Une insécurité alimentaire aggravée par la pandémie Covid-19

Le coronavirus a touché près de 52 pays africains dont 23 se trouvent en Afrique de l’Ouest et du centre. Ces régions sont d’autant plus vulnérables que l’accès aux soins de première nécessité n’est pas garanti. Elles sont également fragilisées par les émeutes fréquentes et la menace terroriste dans un contexte de changement climatique, de dégradation des terres et de rareté de l’eau. De plus, dans certaines régions, les centres de santé sont fermés en raison des conflits armés, privant ainsi des milliers de personnes de services de base adéquats.

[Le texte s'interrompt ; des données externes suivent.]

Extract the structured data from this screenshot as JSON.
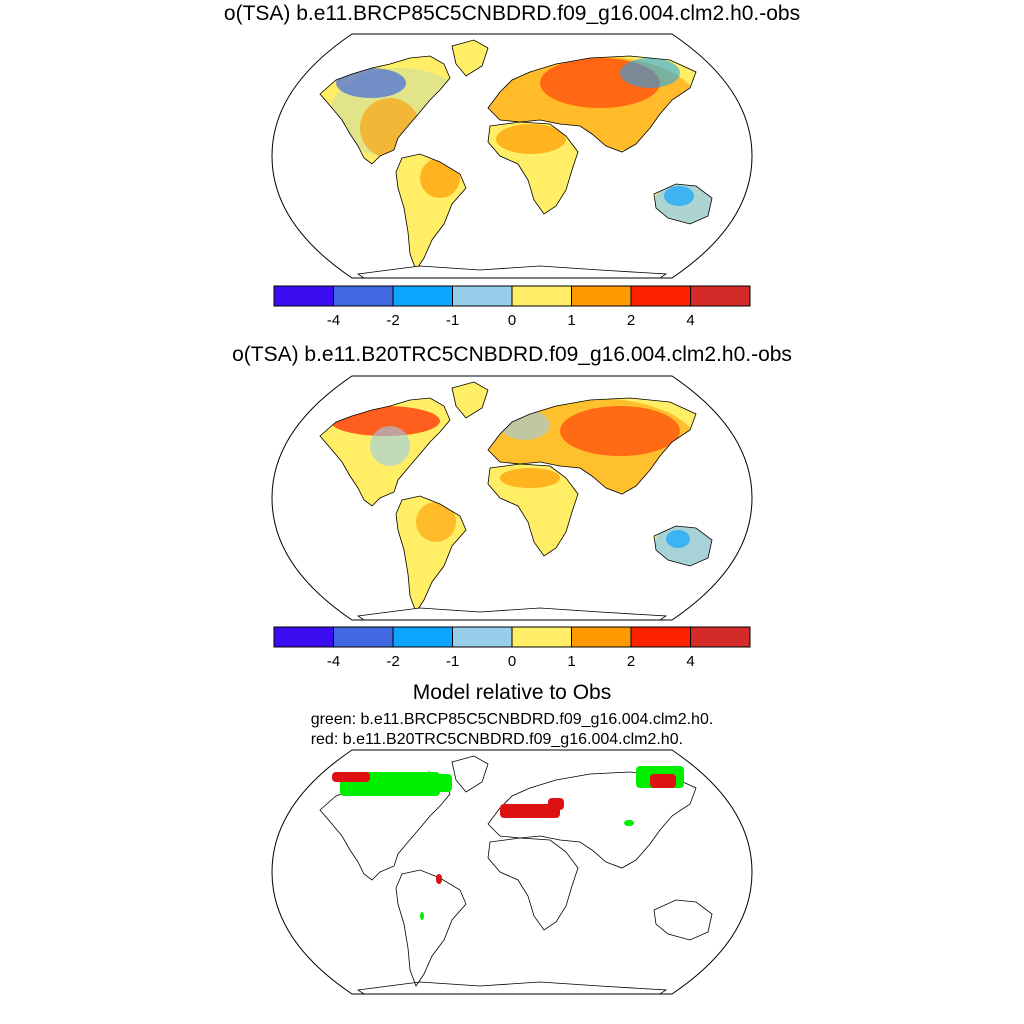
{
  "panels": [
    {
      "title": "o(TSA) b.e11.BRCP85C5CNBDRD.f09_g16.004.clm2.h0.-obs"
    },
    {
      "title": "o(TSA) b.e11.B20TRC5CNBDRD.f09_g16.004.clm2.h0.-obs"
    }
  ],
  "comparison": {
    "title": "Model relative to Obs",
    "legend_green": "green: b.e11.BRCP85C5CNBDRD.f09_g16.004.clm2.h0.",
    "legend_red": "red: b.e11.B20TRC5CNBDRD.f09_g16.004.clm2.h0.",
    "colors": {
      "green": "#00ee00",
      "red": "#dd1111"
    }
  },
  "colorbar": {
    "colors": [
      "#3b0df0",
      "#4169e1",
      "#0ea5ff",
      "#98cdeb",
      "#ffee66",
      "#ff9a00",
      "#ff2200",
      "#d42a2a"
    ],
    "labels": [
      "-4",
      "-2",
      "-1",
      "0",
      "1",
      "2",
      "4"
    ]
  }
}
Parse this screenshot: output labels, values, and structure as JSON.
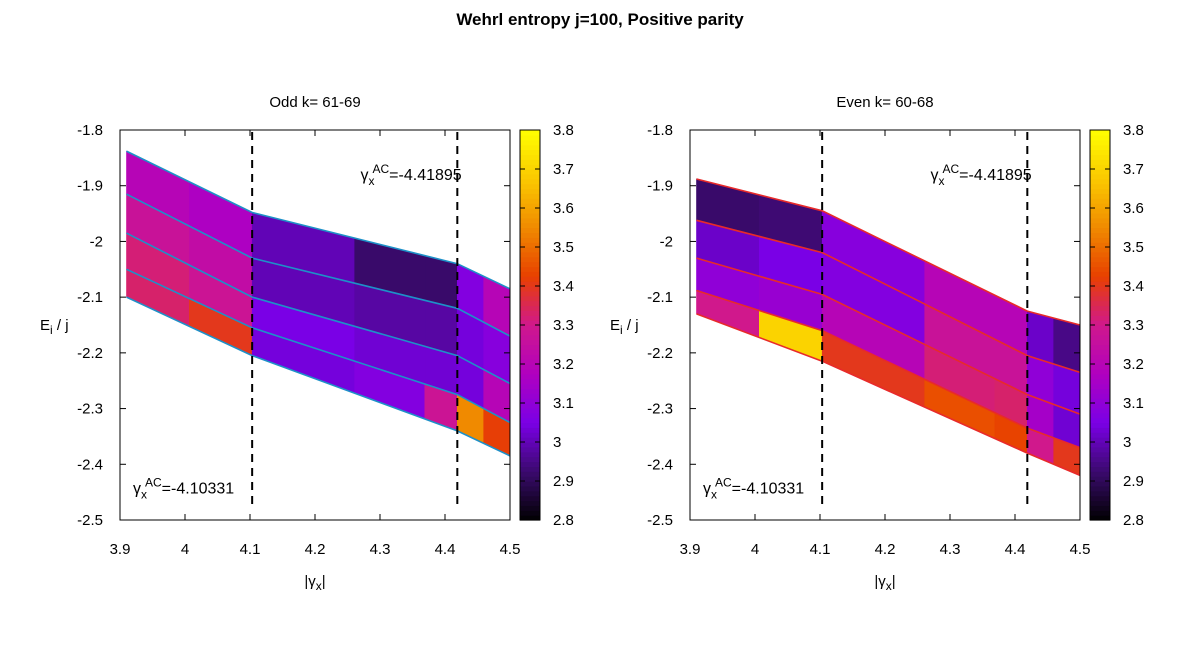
{
  "figure": {
    "title": "Wehrl entropy j=100, Positive parity"
  },
  "colorbar": {
    "min": 2.8,
    "max": 3.8,
    "ticks": [
      2.8,
      2.9,
      3.0,
      3.1,
      3.2,
      3.3,
      3.4,
      3.5,
      3.6,
      3.7,
      3.8
    ],
    "tick_labels": [
      "2.8",
      "2.9",
      "3",
      "3.1",
      "3.2",
      "3.3",
      "3.4",
      "3.5",
      "3.6",
      "3.7",
      "3.8"
    ],
    "palette": [
      "#000000",
      "#3b0a6e",
      "#7a00e6",
      "#b000c0",
      "#d0188c",
      "#e84000",
      "#f08a00",
      "#fac800",
      "#ffff00"
    ]
  },
  "chart_data": [
    {
      "type": "heatmap",
      "title": "Odd k= 61-69",
      "xlabel": "|γx|",
      "ylabel": "Ei / j",
      "xlim": [
        3.9,
        4.5
      ],
      "ylim": [
        -2.5,
        -1.8
      ],
      "xticks": [
        3.9,
        4.0,
        4.1,
        4.2,
        4.3,
        4.4,
        4.5
      ],
      "xtick_labels": [
        "3.9",
        "4",
        "4.1",
        "4.2",
        "4.3",
        "4.4",
        "4.5"
      ],
      "yticks": [
        -2.5,
        -2.4,
        -2.3,
        -2.2,
        -2.1,
        -2.0,
        -1.9,
        -1.8
      ],
      "ytick_labels": [
        "-2.5",
        "-2.4",
        "-2.3",
        "-2.2",
        "-2.1",
        "-2",
        "-1.9",
        "-1.8"
      ],
      "line_color": "#1e90c8",
      "vlines": [
        4.10331,
        4.41895
      ],
      "annotations": [
        {
          "text": "-4.41895",
          "x": 4.27,
          "y": -1.89
        },
        {
          "text": "-4.10331",
          "x": 3.92,
          "y": -2.452
        }
      ],
      "x_nodes": [
        3.91,
        4.10331,
        4.41895,
        4.5
      ],
      "levels": [
        [
          -1.838,
          -1.948,
          -2.04,
          -2.085
        ],
        [
          -1.915,
          -2.03,
          -2.12,
          -2.17
        ],
        [
          -1.985,
          -2.1,
          -2.205,
          -2.255
        ],
        [
          -2.05,
          -2.155,
          -2.275,
          -2.325
        ],
        [
          -2.1,
          -2.205,
          -2.34,
          -2.385
        ]
      ],
      "band_values": [
        [
          3.2,
          3.17,
          3.0,
          2.92,
          2.92,
          3.07,
          3.2
        ],
        [
          3.27,
          3.24,
          3.0,
          2.98,
          2.98,
          3.04,
          3.08
        ],
        [
          3.32,
          3.28,
          3.05,
          3.03,
          3.03,
          3.04,
          3.2
        ],
        [
          3.33,
          3.4,
          3.04,
          3.07,
          3.28,
          3.55,
          3.42
        ]
      ]
    },
    {
      "type": "heatmap",
      "title": "Even k= 60-68",
      "xlabel": "|γx|",
      "ylabel": "Ei / j",
      "xlim": [
        3.9,
        4.5
      ],
      "ylim": [
        -2.5,
        -1.8
      ],
      "xticks": [
        3.9,
        4.0,
        4.1,
        4.2,
        4.3,
        4.4,
        4.5
      ],
      "xtick_labels": [
        "3.9",
        "4",
        "4.1",
        "4.2",
        "4.3",
        "4.4",
        "4.5"
      ],
      "yticks": [
        -2.5,
        -2.4,
        -2.3,
        -2.2,
        -2.1,
        -2.0,
        -1.9,
        -1.8
      ],
      "ytick_labels": [
        "-2.5",
        "-2.4",
        "-2.3",
        "-2.2",
        "-2.1",
        "-2",
        "-1.9",
        "-1.8"
      ],
      "line_color": "#e82a2a",
      "vlines": [
        4.10331,
        4.41895
      ],
      "annotations": [
        {
          "text": "-4.41895",
          "x": 4.27,
          "y": -1.89
        },
        {
          "text": "-4.10331",
          "x": 3.92,
          "y": -2.452
        }
      ],
      "x_nodes": [
        3.91,
        4.10331,
        4.41895,
        4.5
      ],
      "levels": [
        [
          -1.888,
          -1.945,
          -2.125,
          -2.15
        ],
        [
          -1.962,
          -2.02,
          -2.205,
          -2.235
        ],
        [
          -2.03,
          -2.095,
          -2.275,
          -2.31
        ],
        [
          -2.088,
          -2.16,
          -2.335,
          -2.37
        ],
        [
          -2.13,
          -2.215,
          -2.38,
          -2.42
        ]
      ],
      "band_values": [
        [
          2.92,
          2.93,
          3.08,
          3.2,
          3.2,
          3.02,
          2.95
        ],
        [
          3.02,
          3.05,
          3.07,
          3.27,
          3.27,
          3.1,
          3.04
        ],
        [
          3.1,
          3.12,
          3.2,
          3.32,
          3.33,
          3.15,
          3.03
        ],
        [
          3.3,
          3.7,
          3.4,
          3.45,
          3.43,
          3.3,
          3.4
        ]
      ]
    }
  ]
}
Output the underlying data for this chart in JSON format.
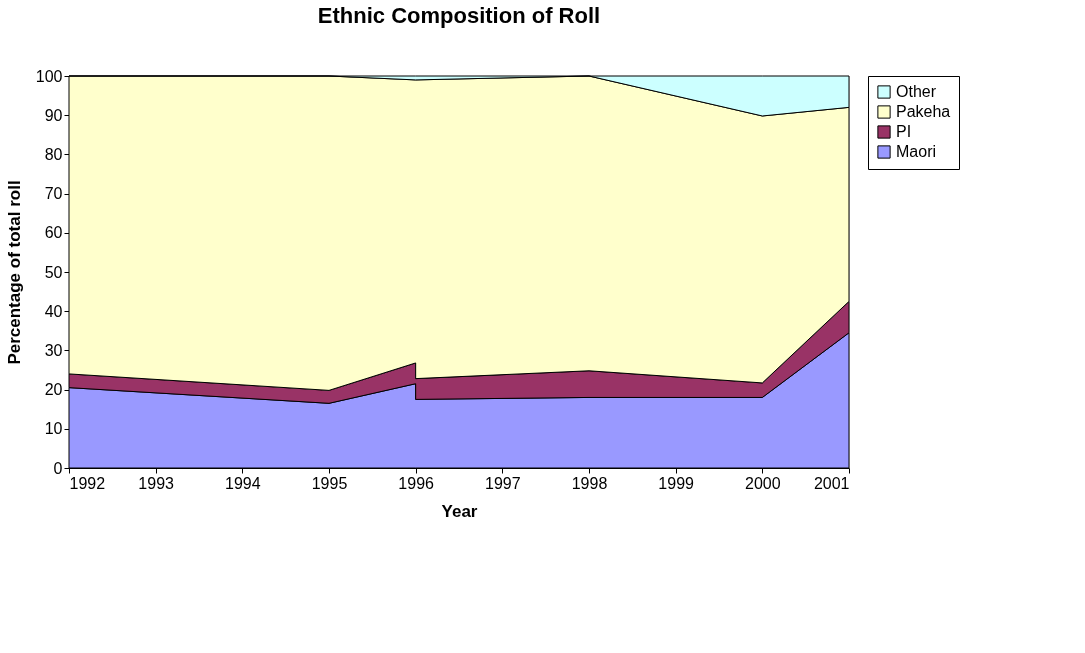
{
  "chart_data": {
    "type": "area",
    "stacked": true,
    "title": "Ethnic Composition of Roll",
    "xlabel": "Year",
    "ylabel": "Percentage of total roll",
    "x": [
      1992,
      1995,
      1996,
      1996,
      1998,
      2000,
      2001
    ],
    "series": [
      {
        "name": "Maori",
        "color": "#9999ff",
        "values": [
          20.5,
          16.5,
          21.5,
          17.5,
          18,
          18,
          34.5
        ]
      },
      {
        "name": "PI",
        "color": "#993366",
        "values": [
          3.5,
          3.3,
          5.3,
          5.3,
          6.8,
          3.7,
          8
        ]
      },
      {
        "name": "Pakeha",
        "color": "#ffffcc",
        "values": [
          76,
          80.2,
          72.2,
          76.2,
          75.2,
          68.1,
          49.5
        ]
      },
      {
        "name": "Other",
        "color": "#ccffff",
        "values": [
          0,
          0,
          1,
          1,
          0,
          10.2,
          8
        ]
      }
    ],
    "xlim": [
      1992,
      2001
    ],
    "xticks": [
      1992,
      1993,
      1994,
      1995,
      1996,
      1997,
      1998,
      1999,
      2000,
      2001
    ],
    "ylim": [
      0,
      100
    ],
    "yticks": [
      0,
      10,
      20,
      30,
      40,
      50,
      60,
      70,
      80,
      90,
      100
    ],
    "legend": "right"
  }
}
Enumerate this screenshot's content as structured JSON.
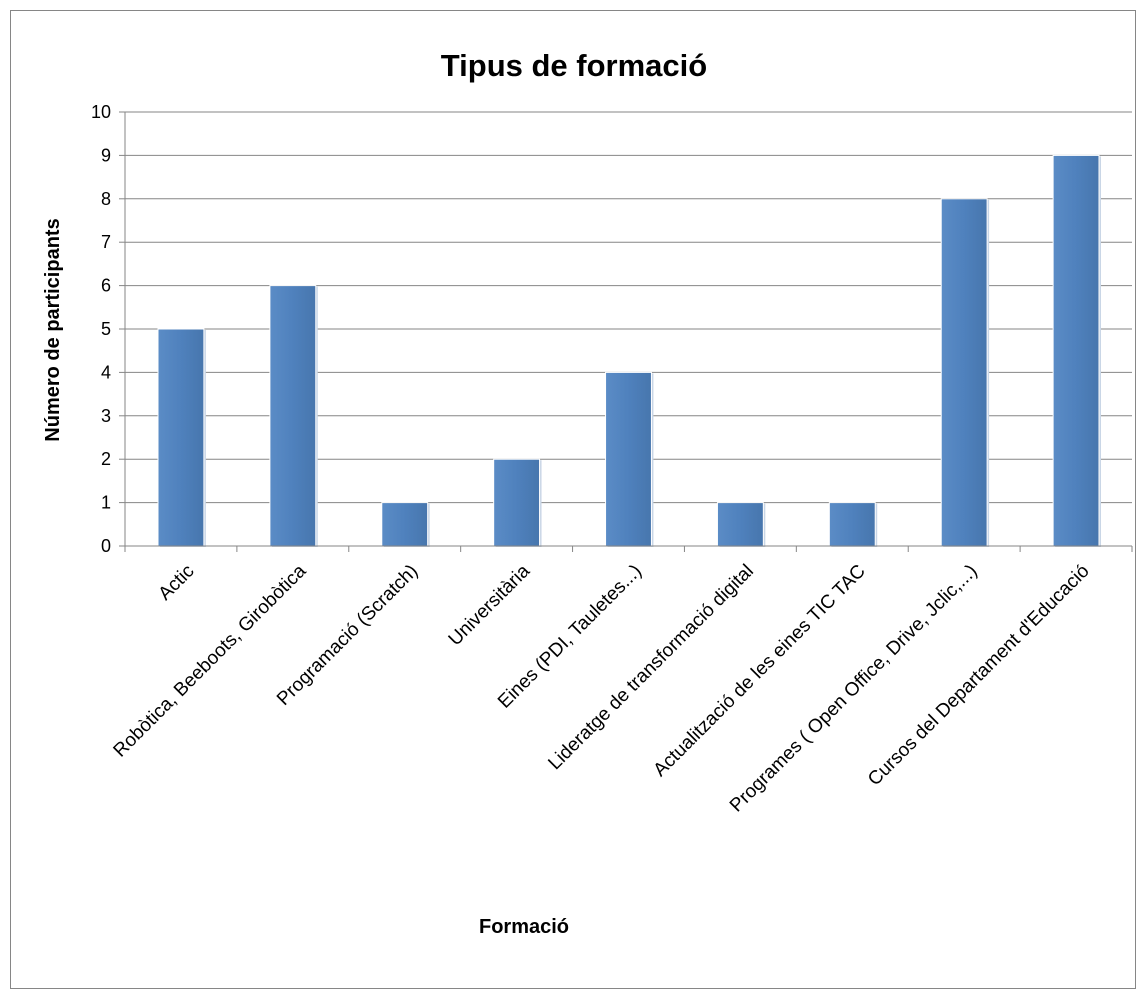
{
  "chart_data": {
    "type": "bar",
    "title": "Tipus de formació",
    "xlabel": "Formació",
    "ylabel": "Número de participants",
    "categories": [
      "Actic",
      "Robòtica, Beeboots, Girobòtica",
      "Programació (Scratch)",
      "Universitària",
      "Eines (PDI, Tauletes...)",
      "Lideratge de transformació digital",
      "Actualització de les eines TIC TAC",
      "Programes ( Open Office, Drive, Jclic,...)",
      "Cursos del Departament d'Educació"
    ],
    "values": [
      5,
      6,
      1,
      2,
      4,
      1,
      1,
      8,
      9
    ],
    "ylim": [
      0,
      10
    ],
    "yticks": [
      "0",
      "1",
      "2",
      "3",
      "4",
      "5",
      "6",
      "7",
      "8",
      "9",
      "10"
    ],
    "grid": true,
    "legend": "none",
    "colors": {
      "bar": "#4f81bd",
      "grid": "#868686",
      "axis": "#868686"
    }
  }
}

Les mesures prises par les gouvernements pour empêcher la propagation du virus dans les régions ont entrainé le blocage de plus de 10 000 personnes déplacées aux frontières ou dans des centres de transit de la région. Cependant, la prévention et la protection demeurent essentielles pour éviter l’apparition et la propagation du virus dans ces lieux. Toutefois, les mesures préventives recommandées restent un véritable défi dans les zones surpeuplées où l’accès à l’eau, notamment, est limité.

En outre, les effets socio-économiques concomitants des mesures prises par les différents gouvernements frontaliers pour empêcher la propagation du virus, pourraient engendre un retour à la migration dans la région, la fermeture des frontières ayant déjà impacté considérablement l’économie des communautés.

La montée en puissance d’une animosité parmi les populations locales qui perçoivent les étrangers et les minorités comme les responsables de la propagation de la maladie est également à surveiller. Les mesures prisent par les gouvernements telles que la fermeture des marchés, le confinement ou le couvre-feu ont également un impact supplémentaire sur les moyens de substances et l’accès à la nourriture, aggravant une insécurité alimentaire naissante.